L'armée des Ming forte de mille hommes s'élança en sprint.
Cette course laissa la milice derrière eux, perplexe : « Ils avaient mille hommes contre nos cinq cents, avec notre milice en renfort ; pourquoi les officiels ont-ils fui ? »
L'instructeur de milice haleta et battit en retraite d'urgence en arrière.

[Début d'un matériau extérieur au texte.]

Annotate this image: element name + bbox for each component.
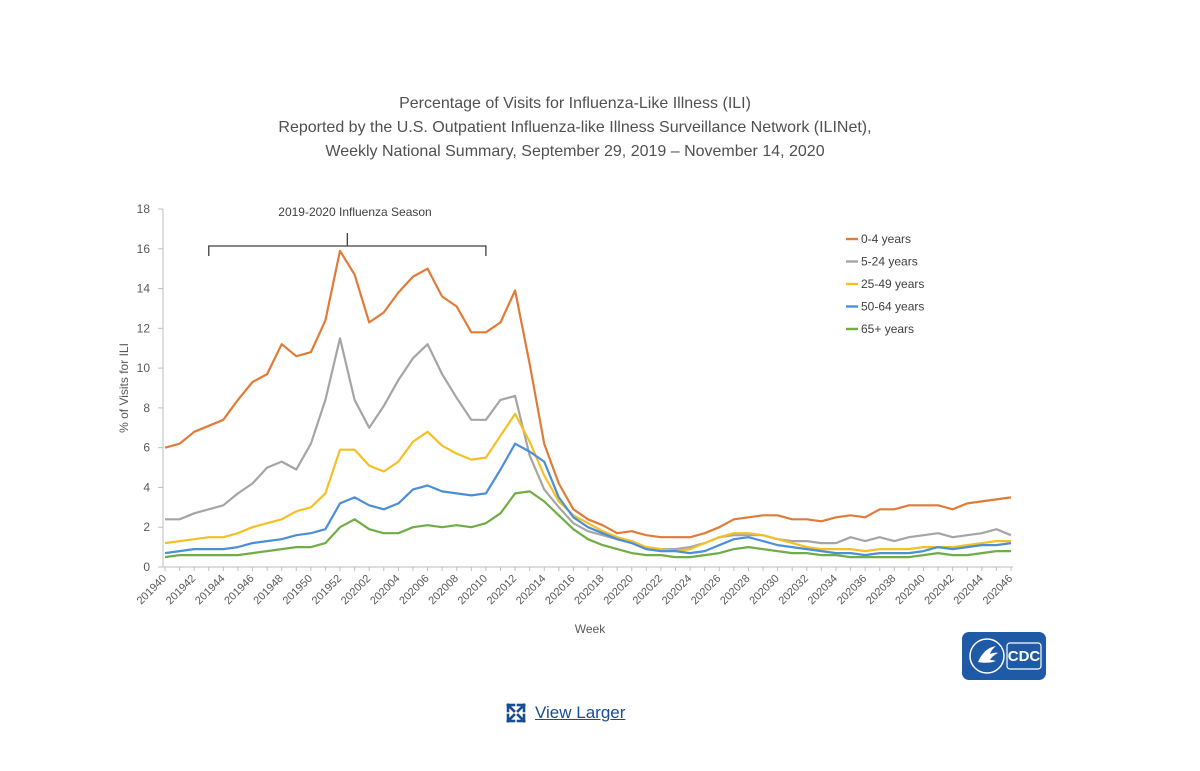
x-axis-label: Week: [575, 622, 606, 636]
y-tick-label: 6: [143, 441, 150, 455]
y-tick-label: 12: [137, 321, 151, 335]
x-axis-ticks: 2019402019422019442019462019482019502019…: [135, 567, 1015, 607]
legend-label: 25-49 years: [861, 277, 924, 291]
hhs-eagle-shape: [978, 646, 998, 663]
cdc-logo[interactable]: CDC: [962, 632, 1046, 680]
x-tick-label: 202026: [689, 573, 723, 607]
legend-label: 50-64 years: [861, 300, 924, 314]
x-tick-label: 202044: [952, 573, 986, 607]
season-annotation: 2019-2020 Influenza Season: [208, 205, 487, 256]
y-tick-label: 10: [137, 361, 151, 375]
x-tick-label: 202002: [339, 573, 373, 607]
series-lines: [164, 249, 1012, 559]
x-tick-label: 201946: [222, 573, 256, 607]
y-tick-label: 8: [143, 401, 150, 415]
x-tick-label: 201944: [193, 573, 227, 607]
series-line-65-years: [164, 490, 1011, 559]
x-tick-label: 202022: [631, 573, 665, 607]
legend-label: 0-4 years: [861, 232, 911, 246]
x-tick-label: 202010: [456, 573, 490, 607]
chart-title-line-2: Reported by the U.S. Outpatient Influenz…: [278, 119, 871, 136]
y-tick-label: 0: [143, 560, 150, 574]
x-tick-label: 202034: [806, 573, 840, 607]
x-tick-label: 202042: [922, 573, 956, 607]
x-tick-label: 202018: [572, 573, 606, 607]
hhs-eagle-icon: [969, 638, 1005, 674]
x-tick-label: 202006: [397, 573, 431, 607]
x-tick-label: 202008: [426, 573, 460, 607]
series-line-50-64-years: [164, 442, 1012, 557]
cdc-logo-box: [1006, 642, 1042, 670]
legend: 0-4 years 5-24 years 25-49 years 50-64 year…: [846, 232, 924, 336]
series-line-0-4-years: [164, 249, 1012, 539]
x-tick-label: 202032: [777, 573, 811, 607]
series-line-25-49-years: [164, 412, 1011, 553]
series-line-5-24-years: [165, 337, 1012, 551]
y-tick-label: 18: [137, 202, 151, 216]
x-tick-label: 201940: [135, 573, 169, 607]
y-axis-ticks: 0 2 4 6 8 10 12 14 16 18: [137, 202, 163, 574]
chart-title-line-1: Percentage of Visits for Influenza-Like …: [399, 95, 751, 112]
x-tick-label: 201952: [310, 573, 344, 607]
ili-chart: Percentage of Visits for Influenza-Like …: [117, 95, 1046, 680]
cdc-logo-text: CDC: [1008, 648, 1041, 665]
y-tick-label: 2: [143, 520, 150, 534]
y-tick-label: 4: [143, 480, 150, 494]
x-tick-label: 202040: [893, 573, 927, 607]
chart-title-line-3: Weekly National Summary, September 29, 2…: [325, 143, 824, 160]
x-tick-label: 202012: [485, 573, 519, 607]
season-bracket: [208, 245, 487, 256]
x-tick-label: 202046: [981, 573, 1015, 607]
chart-title: Percentage of Visits for Influenza-Like …: [278, 95, 871, 160]
y-tick-label: 14: [137, 282, 151, 296]
y-axis-label: % of Visits for ILI: [117, 343, 131, 433]
x-tick-label: 201950: [281, 573, 315, 607]
legend-label: 65+ years: [861, 322, 914, 336]
x-tick-label: 201948: [251, 573, 285, 607]
view-larger-label: View Larger: [535, 703, 626, 722]
x-tick-label: 202020: [601, 573, 635, 607]
x-tick-label: 202028: [718, 573, 752, 607]
x-tick-label: 202004: [368, 573, 402, 607]
x-tick-label: 202036: [835, 573, 869, 607]
x-tick-label: 202038: [864, 573, 898, 607]
x-tick-label: 202014: [514, 573, 548, 607]
x-tick-label: 202024: [660, 573, 694, 607]
x-tick-label: 201942: [164, 573, 198, 607]
view-larger-link[interactable]: View Larger: [505, 702, 625, 724]
x-tick-label: 202030: [747, 573, 781, 607]
legend-label: 5-24 years: [861, 255, 918, 269]
y-tick-label: 16: [137, 242, 151, 256]
season-annotation-label: 2019-2020 Influenza Season: [278, 205, 431, 219]
x-tick-label: 202016: [543, 573, 577, 607]
expand-icon: [506, 703, 526, 723]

Puis, ils virent la bande rebelle de Guyuan poursuivre férocement. Le général en tête, vêtu d'une armure à écailles de montagne, hurla au commandant devant lui : « Guérillero Li Ying, où fuis-tu ? Rends la solde militaire que tu nous dois. »
Li Ying, terrifié, fuyait en hurlant : « Si vous voulez de la solde, allez à Xi'an. Pourquoi me pourchasser ? »
Cheng Xu beugla : « Je la réclamerai à qui je rencontrerai. »
Li Ying : « N'approchez pas davantage. »
Cheng Xu : « Laissez tout ce que vous avez de valeur derrière vous. »
Li Ying obtempéra réellement, jeta son lourd casque au sol et abandonna l'argent qu'il avait extorqué au notable de Fengyuan, s'enfuyant éperdument.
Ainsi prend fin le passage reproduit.